Digital sovereignty—the exercise of control over the internet—is the ambition of the world’s leaders, from Australia to Zimbabwe, a bulwark against both foreign state and foreign corporation. Governments have resoundingly answered first-generation internet law questions of who if anyone should regulate the internet—they all will. We now confront second generation questions—not whether, but how to regulate the internet. We argue that digital sovereignty is simultaneously a necessary incident of democratic governance and democracy’s dreaded antagonist. As international law scholar Louis Henkin taught us, sovereignty can insulate a government’s worst ills from foreign intrusion. Assertions of digital sovereignty, in particular, are often double-edged—useful both to protect citizens and to control them. Digital sovereignty can magnify the government’s powers by making legible behaviors that were previously invisible to the state. Thus, the same rule can be used to safeguard or repress–a feature that legislators across the Global North and South should anticipate by careful checks and balances.

Sain Jones on A Practical Approach to CryptoReg

Lindsay Sain Jones (Terry College of Business, University of Georgia) has posted “Beyond the Hype: A Practical Approach to CryptoReg” (Virginia Journal of Law and Technology, Vol. 25, 2021) on SSRN. Here is the abstract:

Most regulatory action related to cryptocurrencies is primarily aimed at preventing scams, illicit uses, and market manipulation. Although the technology that underlies cryptocurrencies is groundbreaking, these regulatory concerns are not. Nonetheless, regulators have struggled to fit cryptocurrencies into their preexisting legal frameworks.
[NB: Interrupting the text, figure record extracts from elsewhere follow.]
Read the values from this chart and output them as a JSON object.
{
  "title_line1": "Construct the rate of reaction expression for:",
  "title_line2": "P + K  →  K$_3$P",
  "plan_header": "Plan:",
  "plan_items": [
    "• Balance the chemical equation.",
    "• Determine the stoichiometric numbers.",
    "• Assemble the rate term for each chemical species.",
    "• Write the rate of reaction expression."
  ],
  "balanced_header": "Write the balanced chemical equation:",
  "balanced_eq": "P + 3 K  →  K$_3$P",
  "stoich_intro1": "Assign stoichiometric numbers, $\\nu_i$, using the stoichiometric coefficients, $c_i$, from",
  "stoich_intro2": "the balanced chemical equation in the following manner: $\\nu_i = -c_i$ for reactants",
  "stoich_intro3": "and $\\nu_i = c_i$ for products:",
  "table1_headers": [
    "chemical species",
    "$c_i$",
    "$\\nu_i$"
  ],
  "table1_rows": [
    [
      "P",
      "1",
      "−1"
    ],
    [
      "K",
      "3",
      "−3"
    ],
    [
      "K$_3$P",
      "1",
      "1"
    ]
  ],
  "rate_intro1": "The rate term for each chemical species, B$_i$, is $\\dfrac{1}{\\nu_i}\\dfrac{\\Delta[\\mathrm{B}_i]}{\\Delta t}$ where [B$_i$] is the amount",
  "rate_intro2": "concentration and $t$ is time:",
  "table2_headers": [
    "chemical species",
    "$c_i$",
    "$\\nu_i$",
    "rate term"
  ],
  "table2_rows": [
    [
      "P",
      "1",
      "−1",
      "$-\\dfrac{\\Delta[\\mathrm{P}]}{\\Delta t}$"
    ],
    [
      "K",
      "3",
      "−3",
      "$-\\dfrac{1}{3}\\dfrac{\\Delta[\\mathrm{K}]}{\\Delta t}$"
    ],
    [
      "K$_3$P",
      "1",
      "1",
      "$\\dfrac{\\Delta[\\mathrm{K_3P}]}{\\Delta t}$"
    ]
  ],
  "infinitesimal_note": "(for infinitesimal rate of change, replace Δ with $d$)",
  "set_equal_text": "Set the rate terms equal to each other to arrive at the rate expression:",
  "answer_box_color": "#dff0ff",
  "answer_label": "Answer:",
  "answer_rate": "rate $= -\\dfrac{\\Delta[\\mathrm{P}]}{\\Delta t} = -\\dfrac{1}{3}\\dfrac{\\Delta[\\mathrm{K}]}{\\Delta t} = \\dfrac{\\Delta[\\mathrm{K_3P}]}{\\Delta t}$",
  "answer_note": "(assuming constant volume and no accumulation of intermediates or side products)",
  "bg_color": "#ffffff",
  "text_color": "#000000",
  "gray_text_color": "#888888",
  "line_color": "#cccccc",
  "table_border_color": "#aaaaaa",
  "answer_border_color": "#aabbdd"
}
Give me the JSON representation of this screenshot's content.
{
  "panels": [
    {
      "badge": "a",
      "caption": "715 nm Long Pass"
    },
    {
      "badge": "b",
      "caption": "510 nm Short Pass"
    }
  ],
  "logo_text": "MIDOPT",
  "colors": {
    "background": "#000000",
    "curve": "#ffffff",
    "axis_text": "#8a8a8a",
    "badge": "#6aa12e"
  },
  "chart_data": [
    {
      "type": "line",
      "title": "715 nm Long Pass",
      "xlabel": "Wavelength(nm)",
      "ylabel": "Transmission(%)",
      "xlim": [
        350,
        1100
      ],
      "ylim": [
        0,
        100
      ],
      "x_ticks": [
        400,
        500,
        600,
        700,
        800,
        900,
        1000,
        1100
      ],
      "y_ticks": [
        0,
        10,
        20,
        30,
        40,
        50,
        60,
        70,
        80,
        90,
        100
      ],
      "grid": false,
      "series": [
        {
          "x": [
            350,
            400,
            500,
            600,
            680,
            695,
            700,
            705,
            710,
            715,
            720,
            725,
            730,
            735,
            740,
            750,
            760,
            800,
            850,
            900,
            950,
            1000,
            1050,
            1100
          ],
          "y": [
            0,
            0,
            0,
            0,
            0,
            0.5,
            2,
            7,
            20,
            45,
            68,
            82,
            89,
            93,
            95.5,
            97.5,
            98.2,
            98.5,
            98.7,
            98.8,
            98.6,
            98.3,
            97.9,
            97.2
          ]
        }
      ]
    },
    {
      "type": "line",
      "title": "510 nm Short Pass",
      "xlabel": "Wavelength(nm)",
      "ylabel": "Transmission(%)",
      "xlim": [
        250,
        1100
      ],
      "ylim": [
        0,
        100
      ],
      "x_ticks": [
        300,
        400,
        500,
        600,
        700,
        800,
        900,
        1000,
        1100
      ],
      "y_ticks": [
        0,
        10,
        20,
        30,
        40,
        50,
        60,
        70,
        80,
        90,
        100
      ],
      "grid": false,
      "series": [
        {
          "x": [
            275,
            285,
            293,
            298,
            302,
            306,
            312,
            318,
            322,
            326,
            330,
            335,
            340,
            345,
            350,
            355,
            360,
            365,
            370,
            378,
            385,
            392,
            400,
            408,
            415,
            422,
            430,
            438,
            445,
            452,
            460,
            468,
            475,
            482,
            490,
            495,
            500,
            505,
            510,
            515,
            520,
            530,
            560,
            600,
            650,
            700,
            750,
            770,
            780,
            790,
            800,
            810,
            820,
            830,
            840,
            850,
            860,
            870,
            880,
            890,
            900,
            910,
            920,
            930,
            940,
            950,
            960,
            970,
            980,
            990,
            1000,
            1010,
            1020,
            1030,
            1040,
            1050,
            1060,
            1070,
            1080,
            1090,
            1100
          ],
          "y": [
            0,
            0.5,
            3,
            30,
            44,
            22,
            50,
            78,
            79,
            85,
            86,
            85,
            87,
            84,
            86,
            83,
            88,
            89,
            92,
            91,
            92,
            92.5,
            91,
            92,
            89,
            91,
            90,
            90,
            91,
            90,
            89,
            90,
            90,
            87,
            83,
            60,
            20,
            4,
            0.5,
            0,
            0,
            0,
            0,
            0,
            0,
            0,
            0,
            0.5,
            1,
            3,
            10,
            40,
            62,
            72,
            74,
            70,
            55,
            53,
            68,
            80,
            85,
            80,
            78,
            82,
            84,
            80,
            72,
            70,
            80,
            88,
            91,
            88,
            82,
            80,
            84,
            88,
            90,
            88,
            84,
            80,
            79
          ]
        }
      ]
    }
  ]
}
For a time, it seemed that cryptocurrencies would be classified by the Commodity Futures Trading Commission (CFTC) as a commodity, by the Financial Crimes Enforcement Network (FinCEN) as a form of money, and by the Internal Revenue Services (IRS) as property. Meanwhile, the Securities and Exchange Commission (SEC) had determined that the two most well-known cryptocurrencies, Bitcoin and Ether, were not securities. In December of 2020, however, the SEC filed an enforcement action against Ripple Labs for issuing XRP, a cryptocurrency that the SEC deemed a security. Although the future of the Ripple lawsuit is uncertain, the SEC’s unexpected action reveals the need for regulatory clarity for cryptocurrency markets. The time has come to develop a regulatory plan for cryptocurrencies that will not only provide clarity and address legitimate concerns but also allow for the continued development of cryptocurrencies. This Article proposes to minimize the SEC’s oversight of cryptocurrencies and suggests statutory amendments that would 1) strengthen the authority of the CFTC and FinCEN to effectively oversee cryptocurrency markets and 2) modernize tax policy to enable the development of cryptocurrencies as a viable payment method.